Warnings about IoT vulnerabilities have resounded across 2020 cybersecurity predictions, but the greatest vulnerability of all is apathy. This charge can potentially be applied to anyone and everyone from healthcare providers to government agencies. What I want to focus on, however, is the supplier community. 

I increasingly talk to CIOs and CISOs that express a frustration with the behaviour of their suppliers. It seems that many are ambiguous about proactively addressing regulatory standards that are specific to preserving patient safety. As the leaders I talk to often point out to me – it would be a competitive advantage if they did (let alone be ethical)!

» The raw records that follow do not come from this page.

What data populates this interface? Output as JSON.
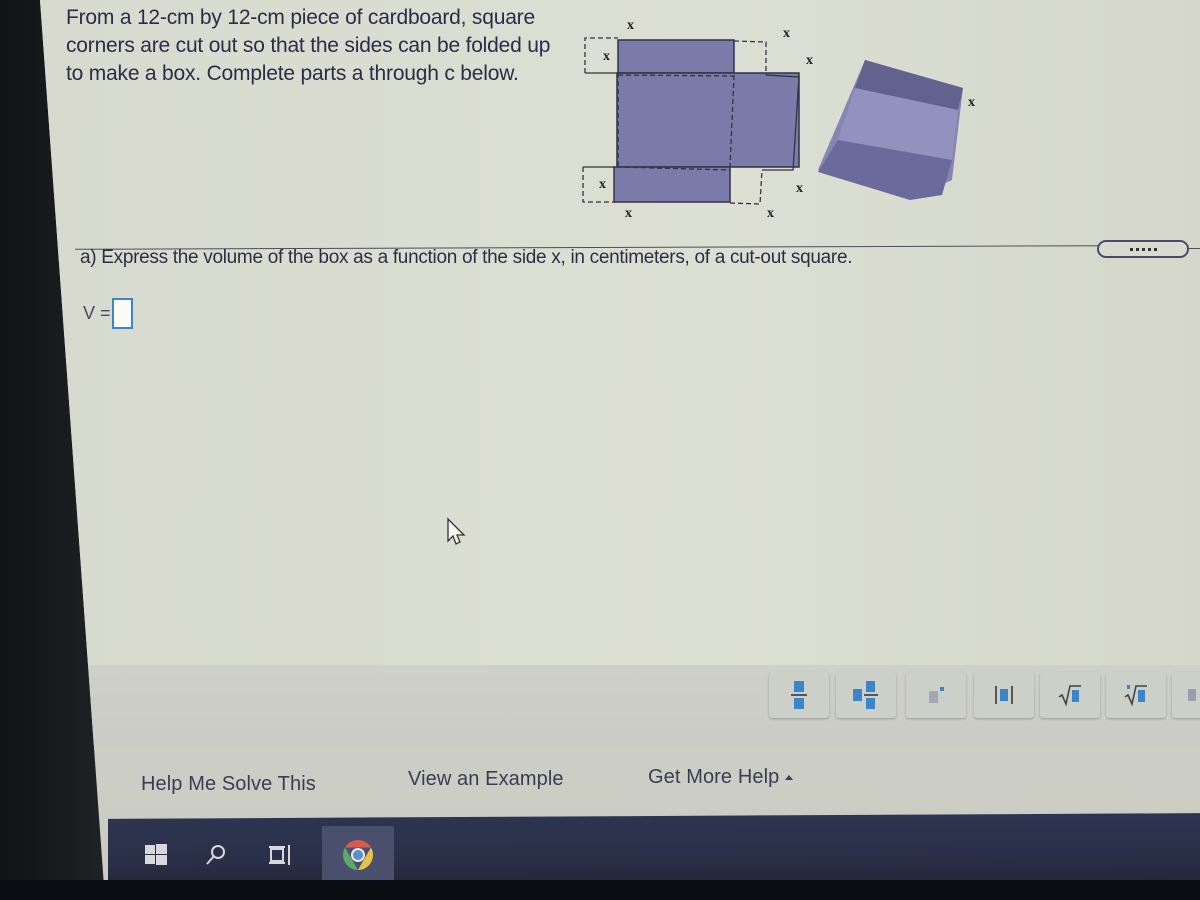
{
  "problem": {
    "lines": [
      "From a 12-cm by 12-cm piece of cardboard, square",
      "corners are cut out so that the sides can be folded up",
      "to make a box. Complete parts a through c below."
    ]
  },
  "diagram": {
    "side_label": "x",
    "fill_color": "#7b7aa8",
    "box_color": "#7d7cae"
  },
  "expand_button": {
    "label": "....."
  },
  "question": {
    "part_a": "a) Express the volume of the box as a function of the side x, in centimeters, of a cut-out square.",
    "answer_label": "V =",
    "answer_value": ""
  },
  "math_toolbar": {
    "tools": [
      {
        "name": "fraction",
        "icon": "fraction-icon"
      },
      {
        "name": "mixed-number",
        "icon": "mixed-number-icon"
      },
      {
        "name": "exponent",
        "icon": "exponent-icon"
      },
      {
        "name": "absolute-value",
        "icon": "absolute-value-icon"
      },
      {
        "name": "square-root",
        "icon": "square-root-icon"
      },
      {
        "name": "nth-root",
        "icon": "nth-root-icon"
      }
    ]
  },
  "help": {
    "help_me_solve": "Help Me Solve This",
    "view_example": "View an Example",
    "get_more_help": "Get More Help"
  },
  "taskbar": {
    "items": [
      "start",
      "search",
      "task-view",
      "chrome"
    ]
  },
  "colors": {
    "accent_blue": "#3a86c8",
    "text_dark": "#2d2c48",
    "taskbar": "#2d3450"
  }
}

This all applies especially to IoT devices, what with increasing interoperability, mobility and the dawn of 5G where the scope for system failures that could affect patient care are greater than ever. As someone who works extensively with the supplier community, I must admit there are only a handful that I know that are actively involved with the development of security and patient safety regulations. Let’s be clear, I believe that the vast majority of medical device and IoT suppliers in healthcare want to enhance patient care yet security is persistently a sore point. Why is that?

I believe it is apathy. Security has an image problem where it is seen as a technical problem rather than a clinical or organisational workflow risk. That means many devices and their platforms are becoming network connected without any significant and ongoing clinical risk assessments based on potential security compromise. If there has been such an exercise it was a check box routine that hasn’t been revisited in months and maybe years. C-level executives believe security is in hand at a technical level without any further investigation because it is a complex subject to understand for those without a technical background.

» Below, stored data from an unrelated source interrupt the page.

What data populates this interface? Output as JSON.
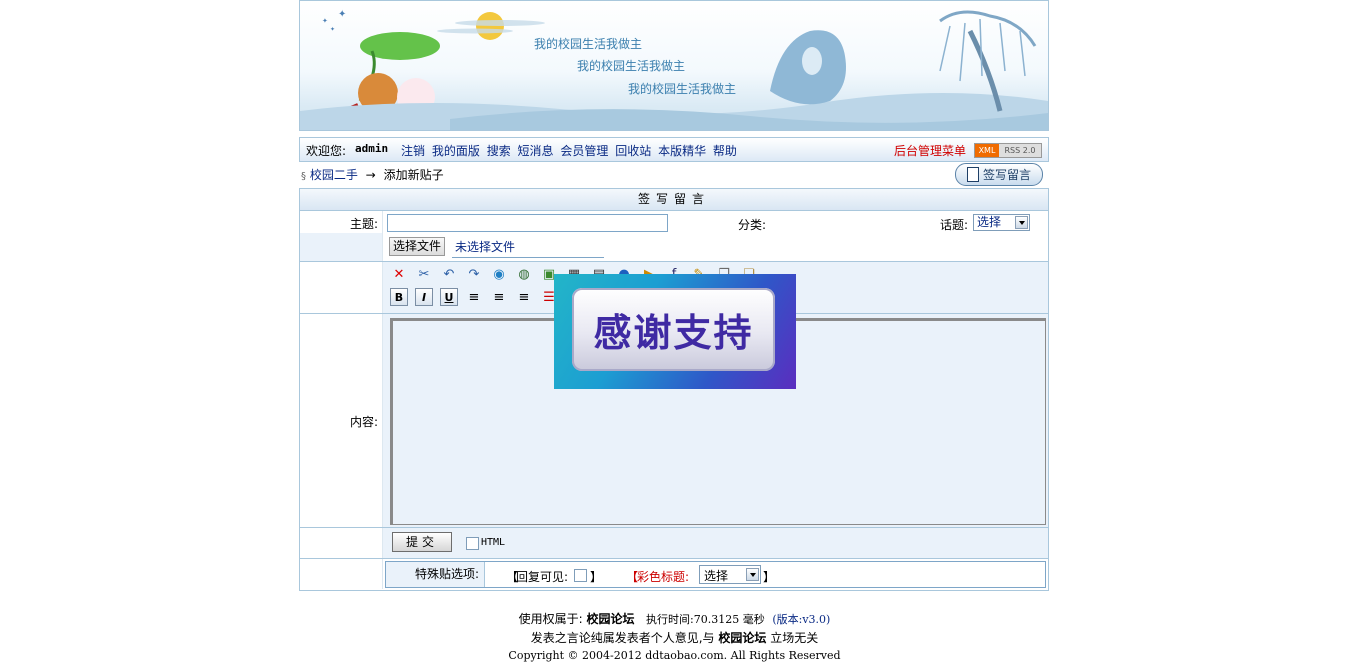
{
  "banner": {
    "motto1": "我的校园生活我做主",
    "motto2": "我的校园生活我做主",
    "motto3": "我的校园生活我做主"
  },
  "navbar": {
    "welcome": "欢迎您:",
    "username": "admin",
    "links": [
      "注销",
      "我的面版",
      "搜索",
      "短消息",
      "会员管理",
      "回收站",
      "本版精华",
      "帮助"
    ],
    "admin_menu": "后台管理菜单",
    "xml_badge": "XML",
    "rss_badge": "RSS 2.0"
  },
  "breadcrumb": {
    "marker": "§",
    "board": "校园二手",
    "arrow": "→",
    "current": "添加新贴子"
  },
  "post_button": "签写留言",
  "form": {
    "title": "签写留言",
    "subject_label": "主题:",
    "subject_value": "",
    "category_label": "分类:",
    "topic_label": "话题:",
    "topic_value": "选择",
    "file_button": "选择文件",
    "file_status": "未选择文件",
    "content_label": "内容:",
    "submit_label": "提交",
    "html_label": "HTML",
    "special_label": "特殊贴选项:",
    "reply_visible": "回复可见:",
    "color_title": "彩色标题:",
    "color_value": "选择",
    "bracket_open": "【",
    "bracket_close": "】"
  },
  "popup": {
    "text": "感谢支持"
  },
  "footer": {
    "owner_prefix": "使用权属于:",
    "owner": "校园论坛",
    "exec_prefix": "执行时间:70.3125 毫秒",
    "version": "(版本:v3.0)",
    "disclaimer_prefix": "发表之言论纯属发表者个人意见,与",
    "disclaimer_owner": "校园论坛",
    "disclaimer_suffix": "立场无关",
    "copyright": "Copyright © 2004-2012 ddtaobao.com. All Rights Reserved"
  },
  "colors": {
    "link": "#0a2a84",
    "admin": "#d00000",
    "border": "#a9c7dc",
    "cell": "#eaf2fa"
  }
}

There’s also the myth that once a device or platform is deployed to a healthcare provider then the vast majority of responsibility is transferred to them based on their network security. This is a tremendous risk because prevention and response depend on a clearly coordinated relationship between both those parties.

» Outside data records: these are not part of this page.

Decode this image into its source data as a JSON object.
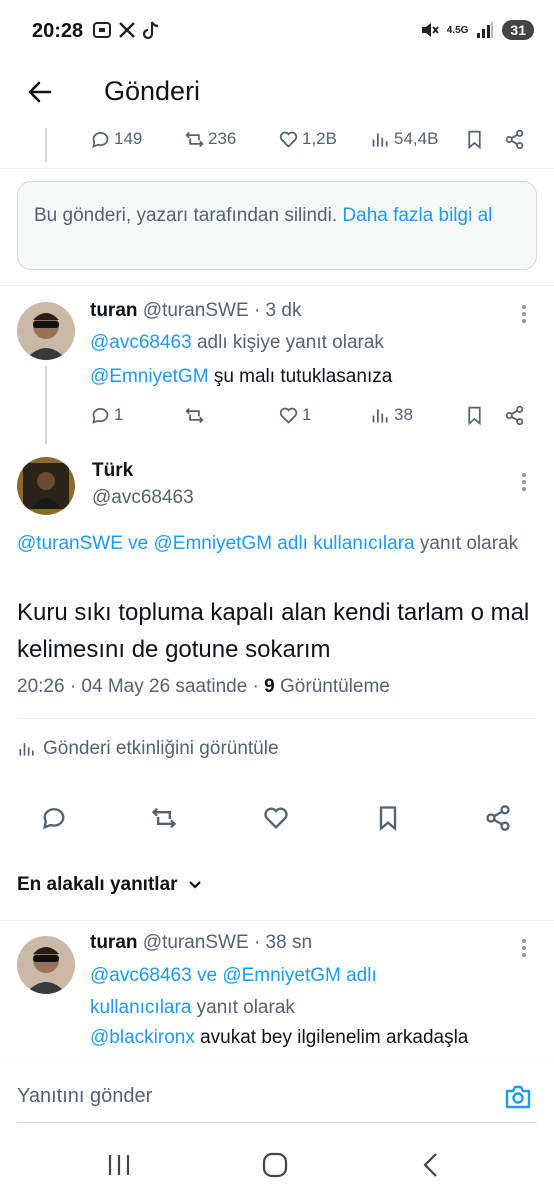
{
  "status": {
    "time": "20:28",
    "network": "4.5G",
    "battery": "31"
  },
  "header": {
    "title": "Gönderi"
  },
  "prev_actions": {
    "replies": "149",
    "reposts": "236",
    "likes": "1,2B",
    "views": "54,4B"
  },
  "deleted_notice": {
    "text": "Bu gönderi, yazarı tarafından silindi.",
    "link": "Daha fazla bilgi al"
  },
  "reply1": {
    "name": "turan",
    "handle": "@turanSWE",
    "time": "· 3 dk",
    "reply_to_handle": "@avc68463",
    "reply_to_suffix": "adlı kişiye yanıt olarak",
    "mention": "@EmniyetGM",
    "text": "şu malı tutuklasanıza",
    "replies": "1",
    "likes": "1",
    "views": "38"
  },
  "main": {
    "name": "Türk",
    "handle": "@avc68463",
    "reply_to_links": "@turanSWE ve @EmniyetGM adlı kullanıcılara",
    "reply_to_suffix": "yanıt olarak",
    "text": "Kuru sıkı topluma kapalı alan kendi tarlam o mal kelimesını de gotune sokarım",
    "timestamp": "20:26 · 04 May 26 saatinde ·",
    "views_count": "9",
    "views_label": "Görüntüleme",
    "activity_label": "Gönderi etkinliğini görüntüle"
  },
  "sort": {
    "label": "En alakalı yanıtlar"
  },
  "reply2": {
    "name": "turan",
    "handle": "@turanSWE",
    "time": "· 38 sn",
    "reply_to_line1": "@avc68463 ve @EmniyetGM adlı",
    "reply_to_line2_link": "kullanıcılara",
    "reply_to_line2_suffix": "yanıt olarak",
    "mention": "@blackironx",
    "text": "avukat bey ilgilenelim arkadaşla"
  },
  "composer": {
    "placeholder": "Yanıtını gönder"
  },
  "colors": {
    "accent": "#1d9bf0",
    "text": "#0f1419",
    "muted": "#536471"
  }
}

The fact is that suppliers can no longer bury their heads in the sand and cite a single ISO standard when questioned. Investments need to be made to take on Clinical Safety Officers and build clinical risk teams. In England, a mandatory standard actually cites this requirements (DCB0129) and the EU MDR/IVDR now have supporting cybersecurity guidance that take many of the principles of this and combine it with security best practice that has been heavily influenced by previous FDA guidance. New ISO series standards will also emerge in 2020 that also lean heavily on these.

It’s time to end the excuses and start investing in people and processes so that the technology can do what it needs to do.